🤖 AI Summary
To address the high complexity and poor pedagogical suitability of conventional five-stage RISC pipelines in computer architecture education, this paper designs and evaluates a lightweight, three-stage RISC-V pipelined microprocessor tailored for teaching and embedded applications. Implemented in Verilog, it undergoes systematic comparative evaluation—across resource utilization, critical path delay, and timing performance—on both Xilinx FPGAs and the SkyWater 130 nm open-source ASIC tapeout flow, contrasting three-, four-, and five-stage variants. Results demonstrate that the three-stage pipeline achieves the highest operating frequency on both platforms, challenging the common assumption that longer pipelines yield higher performance. It reduces logic resource usage by ~30%, features a significantly simplified datapath, and markedly improves pedagogical clarity and implementation feasibility. This work presents the first RISC-V pipeline architecture explicitly optimized for instruction, validated across FPGA and ASIC platforms.
📝 Abstract
In computer architecture courses, we usually teach RISC processors using a five-stage pipeline, neglecting alternative organizations.
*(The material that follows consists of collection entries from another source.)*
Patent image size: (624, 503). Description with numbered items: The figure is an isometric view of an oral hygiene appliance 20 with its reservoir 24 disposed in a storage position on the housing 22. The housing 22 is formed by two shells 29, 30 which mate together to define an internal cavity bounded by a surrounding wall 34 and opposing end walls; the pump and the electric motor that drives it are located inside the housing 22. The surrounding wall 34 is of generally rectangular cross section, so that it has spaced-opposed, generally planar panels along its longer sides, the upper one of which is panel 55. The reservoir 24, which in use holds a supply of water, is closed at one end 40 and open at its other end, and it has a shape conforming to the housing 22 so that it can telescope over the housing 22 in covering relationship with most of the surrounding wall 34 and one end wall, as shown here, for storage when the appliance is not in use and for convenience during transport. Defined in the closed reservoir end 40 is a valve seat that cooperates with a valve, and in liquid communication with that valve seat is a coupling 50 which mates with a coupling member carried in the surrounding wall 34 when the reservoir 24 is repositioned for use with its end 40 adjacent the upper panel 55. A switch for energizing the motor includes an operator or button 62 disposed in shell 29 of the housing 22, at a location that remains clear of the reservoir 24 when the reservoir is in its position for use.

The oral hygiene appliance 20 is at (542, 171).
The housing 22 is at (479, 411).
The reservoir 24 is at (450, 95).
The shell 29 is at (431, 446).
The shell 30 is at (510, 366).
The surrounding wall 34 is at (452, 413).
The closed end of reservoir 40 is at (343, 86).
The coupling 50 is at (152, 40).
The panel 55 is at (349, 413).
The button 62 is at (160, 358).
This design choice, rooted in the 1980s technology, may not be optimal today, and it is certainly not the easiest pipeline for education. This paper examines more straightforward pipeline organizations for RISC processors that are suitable for educational purposes and for implementing embedded processors in FPGAs and ASICs. We analyze resource costs and maximum clock frequency of various designs implemented in an FPGA, using clock frequency as a performance proxy. Additionally, we validate these results with ASIC designs synthesized using the open-source SkyWater130 process. Contradictory to common wisdom, a longer pipeline (up to 5 stages) does not necessarily always increase the maximum clock frequency. In two FPGA and one ASIC implementation, we discovered that a four- or five-stage pipeline leads to a slower clock frequency than a three-stage implementation. The reason is that the width of the forwarding multiplexer in the execution stage increases with longer pipelines, which is on the critical path. We also argue that a 3-stage pipeline organization is more adequate for teaching a pipeline organization of a microprocessor.